The central reason for Shakespeare’s continued appeal over the last four centuries is his ability to depict reality, to give a true portrait of the real universe we inhabit. In particular, Shakespeare gives us insight into the human condition. It is important to note that Shakespeare’s portrayal of reality is not banal like so-called “reality” TV---dull, predictable, meaningless and crass. Rather, Shakespeare's portrayal of reality is rich, textured and at times, sharply perceptive and deeply painful. This portrayal of reality is often lost by modern audiences because of the poetic depiction. Indeed, I have never met three, bearded witches in the Scottish highlands nor have I been caught in the midst of a bloody family feud in fair Verona. But poetry is often a better venue for communicating the intangible realities of life in this universe.

Such is the case for prisoners at the Missouri Eastern Correctional Center. For the prisoners, the reality of Hamlet was both remarkably real in a literal sense and poetic sense. Recently, my brother sent me an article by Jill Carattini (Ravi Zacharias International Ministries) where she cites a performance of Hamlet, which was performed at this correctional facility (1):

“…For a group of prisoners at the Missouri Eastern Correctional Center, Hamlet, both the man and the play, hit disruptively home. Over the course of six months, a prison performing arts program gave a handful of criminals, who are living out the consequences of their violent crimes, the chance to delve into a story about a man pondering a violent crime and its consequences. The result was a startling encounter for both the players, most of whom were new to Shakespeare, and the instructors, who long thought they knew every angle to Shakespeare’s tale, but came to see how much they had missed. One man, in order to play the character Laertes, found himself reckoning with the temptation to manipulate as a means of getting what you want, only to realize a kind of cowardice in such actions. In a moment of clarity through the life of another, he admits, ‘I can identify with that [struggle] and I can play that role very well—because I’ve been playing that role my whole life....To put a gun in somebody’s face—that’s an unfair advantage. That’s a cowardly act. And that’s what criminals are; we’re cowards.’ He then admits with striking transparency, ‘I am Laertes. I am. I am.’”

What struck me most powerfully about this story is how a “fictional character” impressed upon the convict’s heart the true nature of his actions and his crimes… All the legal statements and court proceedings, media articles, victim impact statements---even a cold, hard prison cell---failed to show him the deep, cowardly reality of his crime. It took a story, a four hundred year old story, to awaken his soul and his mind to reality.

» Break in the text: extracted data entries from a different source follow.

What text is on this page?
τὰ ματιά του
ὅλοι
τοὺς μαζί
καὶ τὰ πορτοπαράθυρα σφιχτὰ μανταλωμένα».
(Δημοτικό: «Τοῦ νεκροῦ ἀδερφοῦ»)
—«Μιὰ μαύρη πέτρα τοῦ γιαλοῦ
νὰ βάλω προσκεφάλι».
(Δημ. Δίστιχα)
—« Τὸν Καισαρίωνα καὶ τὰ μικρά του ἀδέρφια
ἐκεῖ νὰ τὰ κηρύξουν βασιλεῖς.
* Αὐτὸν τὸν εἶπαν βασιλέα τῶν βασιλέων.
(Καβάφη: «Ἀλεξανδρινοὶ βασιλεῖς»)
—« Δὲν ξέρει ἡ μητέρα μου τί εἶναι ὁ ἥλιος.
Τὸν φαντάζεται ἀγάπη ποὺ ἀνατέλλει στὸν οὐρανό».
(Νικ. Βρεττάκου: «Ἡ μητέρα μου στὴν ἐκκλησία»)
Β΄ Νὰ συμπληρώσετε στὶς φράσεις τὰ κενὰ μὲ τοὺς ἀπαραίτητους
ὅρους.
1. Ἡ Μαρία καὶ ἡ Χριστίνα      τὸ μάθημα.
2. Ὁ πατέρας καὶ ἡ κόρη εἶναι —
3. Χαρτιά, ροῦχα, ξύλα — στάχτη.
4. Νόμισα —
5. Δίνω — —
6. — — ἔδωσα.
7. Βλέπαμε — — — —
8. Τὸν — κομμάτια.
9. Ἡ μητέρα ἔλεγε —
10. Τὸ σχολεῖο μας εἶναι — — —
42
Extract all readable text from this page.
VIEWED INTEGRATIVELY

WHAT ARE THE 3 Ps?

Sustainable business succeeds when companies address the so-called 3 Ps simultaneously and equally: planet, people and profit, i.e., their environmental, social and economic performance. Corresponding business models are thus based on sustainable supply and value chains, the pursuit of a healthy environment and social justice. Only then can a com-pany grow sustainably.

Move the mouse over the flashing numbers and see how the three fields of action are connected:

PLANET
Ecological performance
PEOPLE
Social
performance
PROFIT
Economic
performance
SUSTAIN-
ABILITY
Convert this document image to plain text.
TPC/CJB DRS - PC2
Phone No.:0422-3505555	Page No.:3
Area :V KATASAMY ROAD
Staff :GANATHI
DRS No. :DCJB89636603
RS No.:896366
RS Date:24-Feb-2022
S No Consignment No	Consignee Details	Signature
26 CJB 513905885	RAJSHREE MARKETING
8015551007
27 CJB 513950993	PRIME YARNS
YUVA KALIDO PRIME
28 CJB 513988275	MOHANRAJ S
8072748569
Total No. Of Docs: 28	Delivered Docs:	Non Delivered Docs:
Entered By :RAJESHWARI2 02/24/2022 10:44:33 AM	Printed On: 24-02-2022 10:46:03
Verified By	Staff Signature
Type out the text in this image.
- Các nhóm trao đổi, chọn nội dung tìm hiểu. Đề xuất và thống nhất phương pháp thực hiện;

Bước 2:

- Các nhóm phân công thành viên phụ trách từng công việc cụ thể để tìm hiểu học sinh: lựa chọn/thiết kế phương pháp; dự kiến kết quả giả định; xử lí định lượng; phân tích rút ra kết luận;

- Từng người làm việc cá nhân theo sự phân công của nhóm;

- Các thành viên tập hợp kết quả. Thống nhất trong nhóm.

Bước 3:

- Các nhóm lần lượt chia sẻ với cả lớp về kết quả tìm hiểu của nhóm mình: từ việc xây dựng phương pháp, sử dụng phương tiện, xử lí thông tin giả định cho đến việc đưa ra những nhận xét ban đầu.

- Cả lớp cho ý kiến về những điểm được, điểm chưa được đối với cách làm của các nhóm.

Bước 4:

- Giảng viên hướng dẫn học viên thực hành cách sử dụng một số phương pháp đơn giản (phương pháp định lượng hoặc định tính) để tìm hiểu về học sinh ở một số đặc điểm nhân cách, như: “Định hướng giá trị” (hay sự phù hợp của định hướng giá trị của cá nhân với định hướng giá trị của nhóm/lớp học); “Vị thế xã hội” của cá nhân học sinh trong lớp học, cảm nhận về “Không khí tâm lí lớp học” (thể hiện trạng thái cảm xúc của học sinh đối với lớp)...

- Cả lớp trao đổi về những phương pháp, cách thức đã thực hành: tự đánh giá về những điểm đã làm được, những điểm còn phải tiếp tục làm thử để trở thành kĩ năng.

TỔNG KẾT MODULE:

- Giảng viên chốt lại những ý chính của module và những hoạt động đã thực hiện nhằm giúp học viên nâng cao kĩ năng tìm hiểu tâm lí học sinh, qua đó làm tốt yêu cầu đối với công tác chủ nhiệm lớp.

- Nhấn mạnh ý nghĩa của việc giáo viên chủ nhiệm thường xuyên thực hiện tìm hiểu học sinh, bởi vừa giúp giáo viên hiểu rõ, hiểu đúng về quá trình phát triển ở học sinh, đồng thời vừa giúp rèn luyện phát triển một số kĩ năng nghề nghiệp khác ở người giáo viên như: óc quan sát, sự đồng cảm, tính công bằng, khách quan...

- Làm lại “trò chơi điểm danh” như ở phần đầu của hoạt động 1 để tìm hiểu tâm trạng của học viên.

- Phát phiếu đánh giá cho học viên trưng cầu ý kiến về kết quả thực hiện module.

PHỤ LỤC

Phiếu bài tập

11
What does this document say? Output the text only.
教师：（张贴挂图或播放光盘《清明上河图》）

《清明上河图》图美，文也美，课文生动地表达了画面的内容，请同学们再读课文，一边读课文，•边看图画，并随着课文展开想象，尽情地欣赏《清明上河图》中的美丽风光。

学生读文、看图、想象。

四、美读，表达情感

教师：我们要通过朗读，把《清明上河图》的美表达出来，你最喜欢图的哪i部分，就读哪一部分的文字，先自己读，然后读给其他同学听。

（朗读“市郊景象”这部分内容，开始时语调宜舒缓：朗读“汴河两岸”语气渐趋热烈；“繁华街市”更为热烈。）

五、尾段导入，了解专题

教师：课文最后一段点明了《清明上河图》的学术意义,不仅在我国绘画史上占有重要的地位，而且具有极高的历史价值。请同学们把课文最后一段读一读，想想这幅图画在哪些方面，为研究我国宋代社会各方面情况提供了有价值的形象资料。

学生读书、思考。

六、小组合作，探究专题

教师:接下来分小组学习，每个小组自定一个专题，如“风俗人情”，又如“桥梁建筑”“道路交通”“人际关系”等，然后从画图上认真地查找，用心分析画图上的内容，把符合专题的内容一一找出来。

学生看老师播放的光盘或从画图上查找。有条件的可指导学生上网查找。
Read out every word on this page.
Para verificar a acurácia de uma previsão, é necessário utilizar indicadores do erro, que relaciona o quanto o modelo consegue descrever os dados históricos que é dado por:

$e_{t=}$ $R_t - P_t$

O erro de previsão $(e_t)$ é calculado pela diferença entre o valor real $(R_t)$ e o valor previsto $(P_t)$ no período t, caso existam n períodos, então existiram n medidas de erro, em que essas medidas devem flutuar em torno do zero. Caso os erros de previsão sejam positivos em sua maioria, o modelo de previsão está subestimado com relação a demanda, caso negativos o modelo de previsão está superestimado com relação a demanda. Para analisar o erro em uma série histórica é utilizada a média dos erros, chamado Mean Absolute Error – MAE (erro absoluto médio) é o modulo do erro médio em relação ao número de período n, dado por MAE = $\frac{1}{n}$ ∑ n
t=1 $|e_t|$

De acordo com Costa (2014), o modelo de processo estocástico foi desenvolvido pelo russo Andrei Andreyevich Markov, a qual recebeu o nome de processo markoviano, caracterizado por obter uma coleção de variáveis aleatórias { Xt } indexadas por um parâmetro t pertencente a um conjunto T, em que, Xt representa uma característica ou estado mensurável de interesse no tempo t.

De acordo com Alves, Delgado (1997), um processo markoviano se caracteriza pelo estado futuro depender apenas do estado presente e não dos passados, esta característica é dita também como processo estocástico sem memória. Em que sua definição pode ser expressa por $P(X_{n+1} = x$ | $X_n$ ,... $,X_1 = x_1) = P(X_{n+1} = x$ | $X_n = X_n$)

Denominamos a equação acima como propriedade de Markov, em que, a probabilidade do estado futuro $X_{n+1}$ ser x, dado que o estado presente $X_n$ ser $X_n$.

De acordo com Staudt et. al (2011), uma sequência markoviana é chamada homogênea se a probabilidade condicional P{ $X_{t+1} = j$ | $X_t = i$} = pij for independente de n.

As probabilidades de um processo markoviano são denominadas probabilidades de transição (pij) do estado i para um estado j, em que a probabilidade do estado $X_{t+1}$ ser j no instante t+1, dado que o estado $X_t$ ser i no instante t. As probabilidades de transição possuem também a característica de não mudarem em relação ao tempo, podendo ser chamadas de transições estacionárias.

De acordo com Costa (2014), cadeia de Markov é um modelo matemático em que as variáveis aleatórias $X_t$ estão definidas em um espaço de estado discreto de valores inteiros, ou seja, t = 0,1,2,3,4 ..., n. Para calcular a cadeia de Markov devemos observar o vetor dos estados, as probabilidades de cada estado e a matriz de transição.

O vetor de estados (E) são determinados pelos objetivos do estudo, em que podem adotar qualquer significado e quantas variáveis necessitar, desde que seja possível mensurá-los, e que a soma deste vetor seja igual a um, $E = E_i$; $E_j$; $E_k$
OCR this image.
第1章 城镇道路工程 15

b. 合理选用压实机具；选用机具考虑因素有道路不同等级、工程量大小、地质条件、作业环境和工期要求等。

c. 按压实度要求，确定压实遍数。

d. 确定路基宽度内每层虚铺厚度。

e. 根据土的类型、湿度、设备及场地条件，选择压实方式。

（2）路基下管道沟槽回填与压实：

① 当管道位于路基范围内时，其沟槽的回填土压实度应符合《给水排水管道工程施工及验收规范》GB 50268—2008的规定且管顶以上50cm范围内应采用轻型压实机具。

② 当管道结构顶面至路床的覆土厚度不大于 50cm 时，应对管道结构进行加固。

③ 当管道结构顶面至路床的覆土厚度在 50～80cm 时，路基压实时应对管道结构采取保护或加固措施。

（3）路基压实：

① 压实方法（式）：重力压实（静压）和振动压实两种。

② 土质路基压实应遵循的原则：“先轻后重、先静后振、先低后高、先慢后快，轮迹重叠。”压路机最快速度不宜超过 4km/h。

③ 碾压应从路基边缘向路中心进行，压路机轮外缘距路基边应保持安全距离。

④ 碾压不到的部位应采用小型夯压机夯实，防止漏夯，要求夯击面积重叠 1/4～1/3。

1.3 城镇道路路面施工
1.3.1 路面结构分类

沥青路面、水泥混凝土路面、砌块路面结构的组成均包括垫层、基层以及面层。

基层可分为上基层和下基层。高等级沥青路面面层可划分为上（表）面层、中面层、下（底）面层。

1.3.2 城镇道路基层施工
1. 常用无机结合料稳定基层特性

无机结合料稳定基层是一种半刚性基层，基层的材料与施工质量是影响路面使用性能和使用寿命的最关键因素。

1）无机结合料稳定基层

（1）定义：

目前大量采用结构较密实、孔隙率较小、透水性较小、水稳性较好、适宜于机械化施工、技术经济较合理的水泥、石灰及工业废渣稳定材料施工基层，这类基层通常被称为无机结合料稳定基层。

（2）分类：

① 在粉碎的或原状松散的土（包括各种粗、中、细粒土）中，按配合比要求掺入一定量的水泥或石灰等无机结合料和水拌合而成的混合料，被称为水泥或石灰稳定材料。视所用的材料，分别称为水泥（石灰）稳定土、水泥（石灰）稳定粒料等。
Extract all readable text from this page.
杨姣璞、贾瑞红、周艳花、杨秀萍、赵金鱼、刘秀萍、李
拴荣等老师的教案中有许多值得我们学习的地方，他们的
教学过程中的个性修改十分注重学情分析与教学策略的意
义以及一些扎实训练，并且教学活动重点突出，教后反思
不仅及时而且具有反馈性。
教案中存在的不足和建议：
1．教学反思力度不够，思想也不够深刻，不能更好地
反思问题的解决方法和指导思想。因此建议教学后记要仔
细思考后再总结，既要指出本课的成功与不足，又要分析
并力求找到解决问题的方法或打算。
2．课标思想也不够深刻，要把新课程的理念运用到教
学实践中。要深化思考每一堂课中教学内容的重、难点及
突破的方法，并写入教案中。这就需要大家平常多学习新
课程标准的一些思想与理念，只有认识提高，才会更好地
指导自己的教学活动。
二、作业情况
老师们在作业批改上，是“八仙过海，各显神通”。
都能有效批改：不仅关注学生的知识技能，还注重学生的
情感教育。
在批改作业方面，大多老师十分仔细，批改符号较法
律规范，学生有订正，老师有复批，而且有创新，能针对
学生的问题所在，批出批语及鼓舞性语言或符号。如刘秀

This event reminded me of the prophet Nathan when he told a story to David. It was a parable that David took literally; David's reaction was outrage and cries for justice, until Nathan said, “You are the man!” (2 Samuel 12). David failed to see the wickedness of his adultery and his scheme of murder until confronted with a story. Even in Hamlet, the pensive prince uses drama to elicit the guilt of the murderous brother Claudius: “the play’s the thing / Wherein I’ll catch the conscience of the King.” (II.ii). Claudius couldn’t help but react when confronted with the reality of his crimes through imaginative storytelling.

This is why God created humanity with an imagination---not to waste on wishful thinking or empty dreaming---but to gain a clearer picture of reality. Carattini continues in her article to comment on Jesus’ use of story. She writes, “Jesus places us beside images of a kingdom that turns things around, stories that shock and offend us, metaphors that wake us to the presence of a surprising God, to the mindsets and pieties that block us from seeing this God, and to the abundance of divine grace that beckons us to look again and again.” May you exercise your imagination when you read Shakespeare and when you read the Scriptures. Awaken your mind to the poetry, the imagery, not for art’s sake but for Christ’s. Don’t forget to imagine.

(1) As heard on This American Life with Ira Glass, 218: Act V, October 12, 2007.